The Complexity and Imperfection of Solutions

According to an NPR story, the clearance rate for murder, meaning the percentage of cases in which someone is arrested (or identified), is 64.1% nationally. This will vary by community. That means that a lot of murderers have not been identified and have been running around the country while being murderers.

If that shocks you, color yourself naive. Yes, the clearance rate has dropped badly, while at the same time the rate of violent crime has dropped, yet even at 90% clearance, a significant number of murderers got away with it. Certainly, enough got away with it to convince arrogant potential murderers to think they might be the one that gets away. A key factor in preventing any activity that’s criminal or disapproved is the extent to which the criminal expects to get caught. For a summary, see Deterrence in Criminal Justice. (I’d prefer to cite other sources, but they are behind a pay wall, and this article cites those sources.)

My point here is not criminal deterrence, but rather the fact that the things we do to achieve a result are not necessarily going to achieve the result we expect. For many people the way to eliminate an undesirable activity is to make it illegal. If you make a law, you’ll fix the problem. But we live regularly with problems that have not been fixed by the laws created for that purpose. Politicians know how to play on expectations when they name laws. The Affordable Care Act does not necessarily provide affordable care and the Violent Crime Control Act may not actually control violent crime. Even when things go well the cause may not be the one seen as obvious.

There is a common saying that you can’t legislate morality. In one sense that’s nonsense, in that you can write any law you want. You can even declare the Bible to be your basic law. I’d love to see the hermeneutic used. Personally, I would want Matthew 7:1 to be absolutely and universally applicable, but then I have a bit of the anarchist in me. You can write a law telling people not to be selfish, but enforcement might be a problem. So yes, you can write a law saying anything, but that law might not be effective. So in another sense, it’s good sense, in that you have to legislate behavior, not morality, and laws vary in how well they can control behavior. In yet another sense, even a law that successfully alters behavior will not necessarily make those who follow it more moral, and in that sense you really can’t legislate morality.

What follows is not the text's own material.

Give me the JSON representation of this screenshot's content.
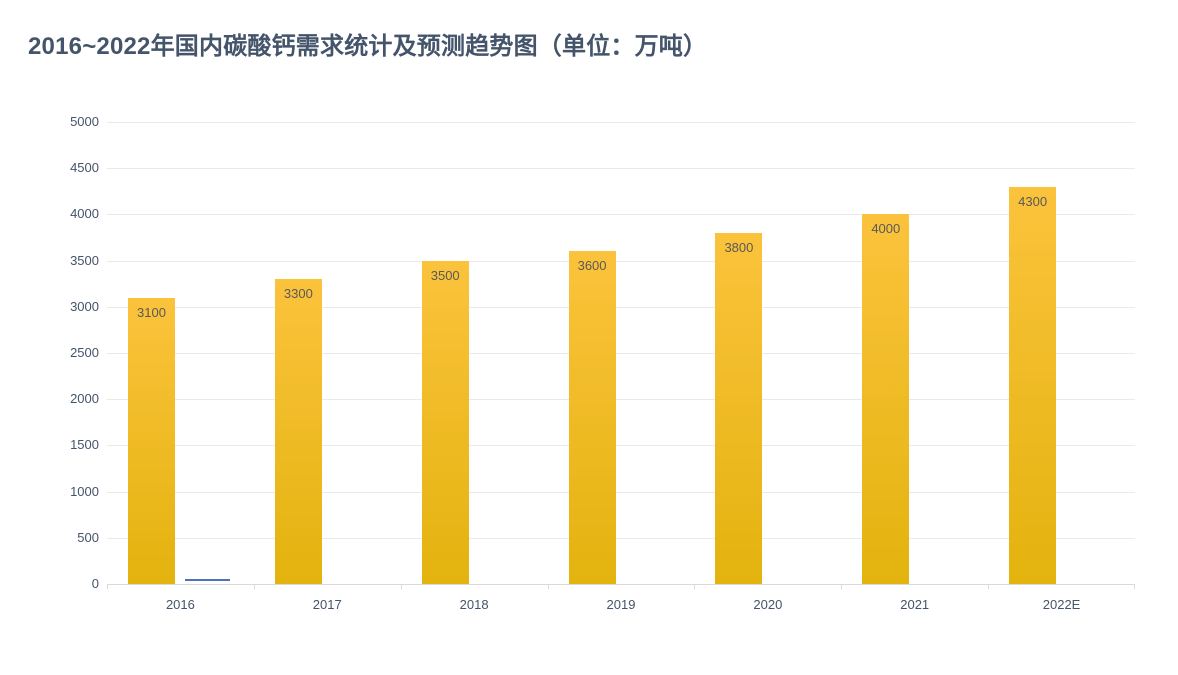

Most of us want to do so, however. We want to make laws that really fix problems, and we expect that, having made the law, the problem will be fixed. This leads to a great deal of very bad law. I use a rule of thumb. If you hear words like “epidemic,” “national tragedy,” or other similar words, assume that the resulting legislation will be a mess, often causing more problems than it solves and ruining many people’s lives in the interest of solving perceived problems. As in the case of immigration and refugees, often these laws are written to solve problems that don’t really exist.

Watch out as well for “even one ____ is intolerable.” You’re not going to eliminate all instances of a behavior that anyone perceives as desirable. Someone is going to do it. We hear this with topics such as child abuse, murder, terrorism, or sexual crimes. “Not one case!” yells the politician, sounding so virtuous and determined. But at  a minimum, there’s one lie there. Nothing that politician does will eliminate all cases. The law cannot make you perfectly safe. As you hear about solving the “opioid epidemic,” be aware that government agents will be ruining the lives of people who are genuinely trying to live with pain, all in the name of preventing addictions by someone else somewhere else.

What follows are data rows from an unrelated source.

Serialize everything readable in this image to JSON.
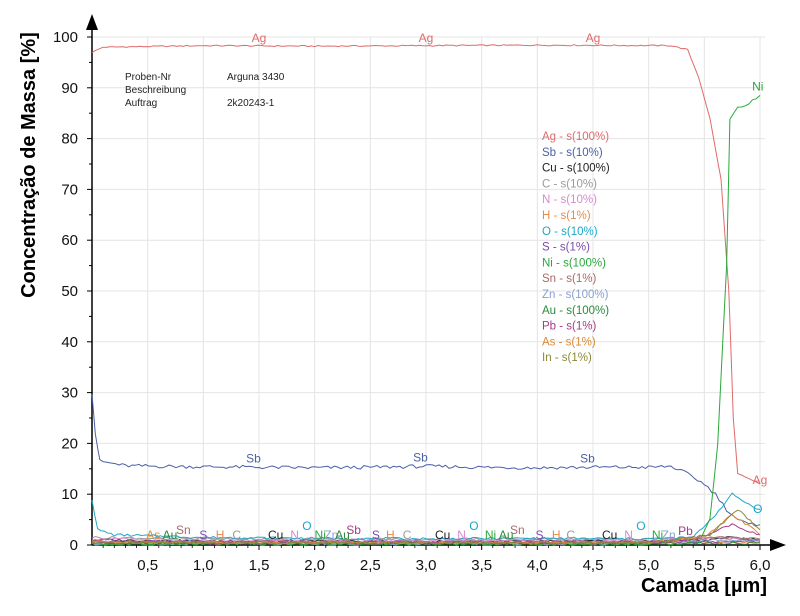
{
  "chart_data": {
    "type": "line",
    "xlabel": "Camada [µm]",
    "ylabel": "Concentração de Massa [%]",
    "xlim": [
      0,
      6.05
    ],
    "ylim": [
      0,
      100
    ],
    "x_ticks": [
      "0,5",
      "1,0",
      "1,5",
      "2,0",
      "2,5",
      "3,0",
      "3,5",
      "4,0",
      "4,5",
      "5,0",
      "5,5",
      "6,0"
    ],
    "y_ticks": [
      "0",
      "10",
      "20",
      "30",
      "40",
      "50",
      "60",
      "70",
      "80",
      "90",
      "100"
    ],
    "legend_position": "center-right",
    "info_box": [
      {
        "label": "Proben-Nr",
        "value": "Arguna 3430"
      },
      {
        "label": "Beschreibung",
        "value": ""
      },
      {
        "label": "Auftrag",
        "value": "2k20243-1"
      }
    ],
    "series": [
      {
        "name": "Ag - s(100%)",
        "color": "#e06a6a",
        "points": [
          [
            0,
            97
          ],
          [
            0.1,
            98
          ],
          [
            1.0,
            98.3
          ],
          [
            2.0,
            98.2
          ],
          [
            3.0,
            98.3
          ],
          [
            4.0,
            98.4
          ],
          [
            5.2,
            98.3
          ],
          [
            5.35,
            97.5
          ],
          [
            5.45,
            92
          ],
          [
            5.55,
            84
          ],
          [
            5.65,
            72
          ],
          [
            5.72,
            50
          ],
          [
            5.76,
            25
          ],
          [
            5.8,
            14
          ],
          [
            5.9,
            13
          ],
          [
            6.0,
            12
          ]
        ]
      },
      {
        "name": "Sb - s(10%)",
        "color": "#4a5fa8",
        "points": [
          [
            0,
            30
          ],
          [
            0.03,
            22
          ],
          [
            0.07,
            16.5
          ],
          [
            0.3,
            15.6
          ],
          [
            0.6,
            15.5
          ],
          [
            1.0,
            15.4
          ],
          [
            1.5,
            15.3
          ],
          [
            2.0,
            15.2
          ],
          [
            2.5,
            15.3
          ],
          [
            3.0,
            15.5
          ],
          [
            3.5,
            15.3
          ],
          [
            4.0,
            15.2
          ],
          [
            4.5,
            15.3
          ],
          [
            5.0,
            15.3
          ],
          [
            5.2,
            15.5
          ],
          [
            5.35,
            14
          ],
          [
            5.5,
            12
          ],
          [
            5.6,
            10
          ],
          [
            5.7,
            7
          ],
          [
            5.8,
            5
          ],
          [
            5.9,
            4
          ],
          [
            6.0,
            4
          ]
        ]
      },
      {
        "name": "Cu - s(100%)",
        "color": "#222222",
        "points": [
          [
            0,
            1
          ],
          [
            1.0,
            0.8
          ],
          [
            2.0,
            0.8
          ],
          [
            3.0,
            0.7
          ],
          [
            4.0,
            0.8
          ],
          [
            5.0,
            0.7
          ],
          [
            5.5,
            0.9
          ],
          [
            5.7,
            1.5
          ],
          [
            6.0,
            1
          ]
        ]
      },
      {
        "name": "C - s(10%)",
        "color": "#9a9a9a",
        "points": [
          [
            0,
            1.5
          ],
          [
            1.0,
            1.2
          ],
          [
            2.0,
            1.2
          ],
          [
            3.0,
            1.1
          ],
          [
            4.0,
            1.2
          ],
          [
            5.0,
            1.1
          ],
          [
            5.5,
            1.4
          ],
          [
            6.0,
            1.2
          ]
        ]
      },
      {
        "name": "N - s(10%)",
        "color": "#d98ad0",
        "points": [
          [
            0,
            1.2
          ],
          [
            1.0,
            0.9
          ],
          [
            2.0,
            1.0
          ],
          [
            3.0,
            0.9
          ],
          [
            4.0,
            1.0
          ],
          [
            5.0,
            0.9
          ],
          [
            5.6,
            1.5
          ],
          [
            6.0,
            1
          ]
        ]
      },
      {
        "name": "H - s(1%)",
        "color": "#e58a4a",
        "points": [
          [
            0,
            0.6
          ],
          [
            1.0,
            0.5
          ],
          [
            2.0,
            0.5
          ],
          [
            3.0,
            0.5
          ],
          [
            4.0,
            0.5
          ],
          [
            5.0,
            0.5
          ],
          [
            6.0,
            0.6
          ]
        ]
      },
      {
        "name": "O - s(10%)",
        "color": "#1aa8c8",
        "points": [
          [
            0,
            9
          ],
          [
            0.05,
            3
          ],
          [
            0.2,
            2
          ],
          [
            1.0,
            1.5
          ],
          [
            2.0,
            1.3
          ],
          [
            3.0,
            1.2
          ],
          [
            4.0,
            1.3
          ],
          [
            5.0,
            1.2
          ],
          [
            5.4,
            1.5
          ],
          [
            5.6,
            6
          ],
          [
            5.75,
            10
          ],
          [
            5.9,
            8
          ],
          [
            6.0,
            7
          ]
        ]
      },
      {
        "name": "S - s(1%)",
        "color": "#7a4aa8",
        "points": [
          [
            0,
            0.8
          ],
          [
            1.0,
            0.6
          ],
          [
            2.0,
            0.6
          ],
          [
            3.0,
            0.6
          ],
          [
            4.0,
            0.6
          ],
          [
            5.0,
            0.6
          ],
          [
            6.0,
            0.7
          ]
        ]
      },
      {
        "name": "Ni - s(100%)",
        "color": "#2aa83a",
        "points": [
          [
            0,
            0.1
          ],
          [
            1.0,
            0.1
          ],
          [
            2.0,
            0.1
          ],
          [
            3.0,
            0.1
          ],
          [
            4.0,
            0.1
          ],
          [
            5.0,
            0.1
          ],
          [
            5.45,
            0.5
          ],
          [
            5.55,
            5
          ],
          [
            5.62,
            20
          ],
          [
            5.7,
            55
          ],
          [
            5.73,
            84
          ],
          [
            5.8,
            86
          ],
          [
            5.9,
            87
          ],
          [
            6.0,
            88.5
          ]
        ]
      },
      {
        "name": "Sn  - s(1%)",
        "color": "#a86a6a",
        "points": [
          [
            0,
            0.7
          ],
          [
            1.0,
            0.6
          ],
          [
            2.0,
            0.6
          ],
          [
            3.0,
            0.6
          ],
          [
            4.0,
            0.6
          ],
          [
            5.0,
            0.6
          ],
          [
            5.7,
            1.5
          ],
          [
            6.0,
            1
          ]
        ]
      },
      {
        "name": "Zn - s(100%)",
        "color": "#8aa0d0",
        "points": [
          [
            0,
            0.3
          ],
          [
            1.0,
            0.3
          ],
          [
            2.0,
            0.3
          ],
          [
            3.0,
            0.3
          ],
          [
            4.0,
            0.3
          ],
          [
            5.0,
            0.3
          ],
          [
            5.6,
            1
          ],
          [
            6.0,
            0.8
          ]
        ]
      },
      {
        "name": "Au - s(100%)",
        "color": "#2a8a3a",
        "points": [
          [
            0,
            0.4
          ],
          [
            1.0,
            0.3
          ],
          [
            2.0,
            0.3
          ],
          [
            3.0,
            0.3
          ],
          [
            4.0,
            0.3
          ],
          [
            5.0,
            0.3
          ],
          [
            6.0,
            0.4
          ]
        ]
      },
      {
        "name": "Pb - s(1%)",
        "color": "#a83a8a",
        "points": [
          [
            0,
            0.5
          ],
          [
            1.0,
            0.4
          ],
          [
            2.0,
            0.4
          ],
          [
            3.0,
            0.4
          ],
          [
            4.0,
            0.4
          ],
          [
            5.0,
            0.4
          ],
          [
            5.4,
            1
          ],
          [
            5.75,
            4
          ],
          [
            6.0,
            2
          ]
        ]
      },
      {
        "name": "As - s(1%)",
        "color": "#d88a3a",
        "points": [
          [
            0,
            0.6
          ],
          [
            1.0,
            0.5
          ],
          [
            2.0,
            0.5
          ],
          [
            3.0,
            0.5
          ],
          [
            4.0,
            0.5
          ],
          [
            5.0,
            0.5
          ],
          [
            5.5,
            1.5
          ],
          [
            5.75,
            6
          ],
          [
            5.95,
            3
          ],
          [
            6.0,
            2
          ]
        ]
      },
      {
        "name": "In - s(1%)",
        "color": "#8a8a3a",
        "points": [
          [
            0,
            0.5
          ],
          [
            1.0,
            0.4
          ],
          [
            2.0,
            0.4
          ],
          [
            3.0,
            0.4
          ],
          [
            4.0,
            0.4
          ],
          [
            5.0,
            0.4
          ],
          [
            5.55,
            2
          ],
          [
            5.8,
            7
          ],
          [
            6.0,
            3
          ]
        ]
      }
    ],
    "annotations": [
      {
        "text": "Ag",
        "x": 1.5,
        "y": 99,
        "color": "#e06a6a"
      },
      {
        "text": "Ag",
        "x": 3.0,
        "y": 99,
        "color": "#e06a6a"
      },
      {
        "text": "Ag",
        "x": 4.5,
        "y": 99,
        "color": "#e06a6a"
      },
      {
        "text": "Ag",
        "x": 6.0,
        "y": 12,
        "color": "#e06a6a"
      },
      {
        "text": "Ni",
        "x": 5.98,
        "y": 89.5,
        "color": "#2aa83a"
      },
      {
        "text": "Sb",
        "x": 1.45,
        "y": 16.2,
        "color": "#4a5fa8"
      },
      {
        "text": "Sb",
        "x": 2.95,
        "y": 16.4,
        "color": "#4a5fa8"
      },
      {
        "text": "Sb",
        "x": 4.45,
        "y": 16.2,
        "color": "#4a5fa8"
      },
      {
        "text": "As",
        "x": 0.55,
        "y": 1.2,
        "color": "#d88a3a"
      },
      {
        "text": "Au",
        "x": 0.7,
        "y": 1.2,
        "color": "#2a8a3a"
      },
      {
        "text": "Sn",
        "x": 0.82,
        "y": 2.2,
        "color": "#a86a6a"
      },
      {
        "text": "S",
        "x": 1.0,
        "y": 1.2,
        "color": "#7a4aa8"
      },
      {
        "text": "H",
        "x": 1.15,
        "y": 1.2,
        "color": "#e58a4a"
      },
      {
        "text": "C",
        "x": 1.3,
        "y": 1.2,
        "color": "#9a9a9a"
      },
      {
        "text": "Cu",
        "x": 1.65,
        "y": 1.2,
        "color": "#222222"
      },
      {
        "text": "N",
        "x": 1.82,
        "y": 1.2,
        "color": "#d98ad0"
      },
      {
        "text": "O",
        "x": 1.93,
        "y": 3.0,
        "color": "#1aa8c8"
      },
      {
        "text": "Ni",
        "x": 2.05,
        "y": 1.2,
        "color": "#2aa83a"
      },
      {
        "text": "Zn",
        "x": 2.15,
        "y": 1.2,
        "color": "#8aa0d0"
      },
      {
        "text": "Au",
        "x": 2.25,
        "y": 1.2,
        "color": "#2a8a3a"
      },
      {
        "text": "Sb",
        "x": 2.35,
        "y": 2.2,
        "color": "#a83a8a"
      },
      {
        "text": "S",
        "x": 2.55,
        "y": 1.2,
        "color": "#7a4aa8"
      },
      {
        "text": "H",
        "x": 2.68,
        "y": 1.2,
        "color": "#e58a4a"
      },
      {
        "text": "C",
        "x": 2.83,
        "y": 1.2,
        "color": "#9a9a9a"
      },
      {
        "text": "Cu",
        "x": 3.15,
        "y": 1.2,
        "color": "#222222"
      },
      {
        "text": "N",
        "x": 3.32,
        "y": 1.2,
        "color": "#d98ad0"
      },
      {
        "text": "O",
        "x": 3.43,
        "y": 3.0,
        "color": "#1aa8c8"
      },
      {
        "text": "Ni",
        "x": 3.58,
        "y": 1.2,
        "color": "#2aa83a"
      },
      {
        "text": "Au",
        "x": 3.72,
        "y": 1.2,
        "color": "#2a8a3a"
      },
      {
        "text": "Sn",
        "x": 3.82,
        "y": 2.2,
        "color": "#a86a6a"
      },
      {
        "text": "S",
        "x": 4.02,
        "y": 1.2,
        "color": "#7a4aa8"
      },
      {
        "text": "H",
        "x": 4.17,
        "y": 1.2,
        "color": "#e58a4a"
      },
      {
        "text": "C",
        "x": 4.3,
        "y": 1.2,
        "color": "#9a9a9a"
      },
      {
        "text": "Cu",
        "x": 4.65,
        "y": 1.2,
        "color": "#222222"
      },
      {
        "text": "N",
        "x": 4.82,
        "y": 1.2,
        "color": "#d98ad0"
      },
      {
        "text": "O",
        "x": 4.93,
        "y": 3.0,
        "color": "#1aa8c8"
      },
      {
        "text": "Ni",
        "x": 5.08,
        "y": 1.2,
        "color": "#2aa83a"
      },
      {
        "text": "Zn",
        "x": 5.18,
        "y": 1.2,
        "color": "#8aa0d0"
      },
      {
        "text": "Pb",
        "x": 5.33,
        "y": 2.0,
        "color": "#a83a8a"
      },
      {
        "text": "O",
        "x": 5.98,
        "y": 6.3,
        "color": "#1aa8c8"
      }
    ]
  }
}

I find it totally amazing that people who advocate limited government in some ways are quite determined to get the government more involved elsewhere and somehow assume that the government’s actions will be effective. The same issues that make regulatory agencies subject to stupidity and chicanery apply to every other aspect of government as well. Your local police or the FBI can be a bureaucracy as much as the EPA.

That doesn’t mean there shouldn’t be a law. It just means that we need to shed our naivete about how making laws will fix things. Here are some key points:

  1. Correctly identify the problem. I have no idea how many people want to solve an epidemic of violent crime while violent crime is actually in decline. That doesn’t mean we don’t need to do some work. I believe we do. But we need to look at what the actual cause is.
  2. Look at solutions that will actually improve the situation. If the likelihood of getting caught is, indeed, more critical than the severity of sentence (see citation above), then what we need is better enforcement, not longer sentences (or some combination). You might need to increase the size and training budget of your police force rather than changing the criminal laws themselves, for example.
  3. Do not expect any solution to make you perfectly safe. The world will still have murderers, rapists, terrorists, and other evildoers in it. Trying to make the law accomplish more than it can is wasteful and increases the negative effects.
  4. Once legislation is in place, test it. Find out what has happened and do your best to determine what the cause was. Review the law and its results.
  5. Be ready to hear about revision. Fear of what may happen if we change often prevents reform efforts. For example, for those who believe that there should be a welfare safety net, the idea of welfare reform is frightening. Fear prevents progress. It can also prevent deterioration, but that’s not at all guaranteed!
  6. Don’t believe the labels. The name of a law doesn’t mean the law does what it says. Politicians are veteran label manipulators.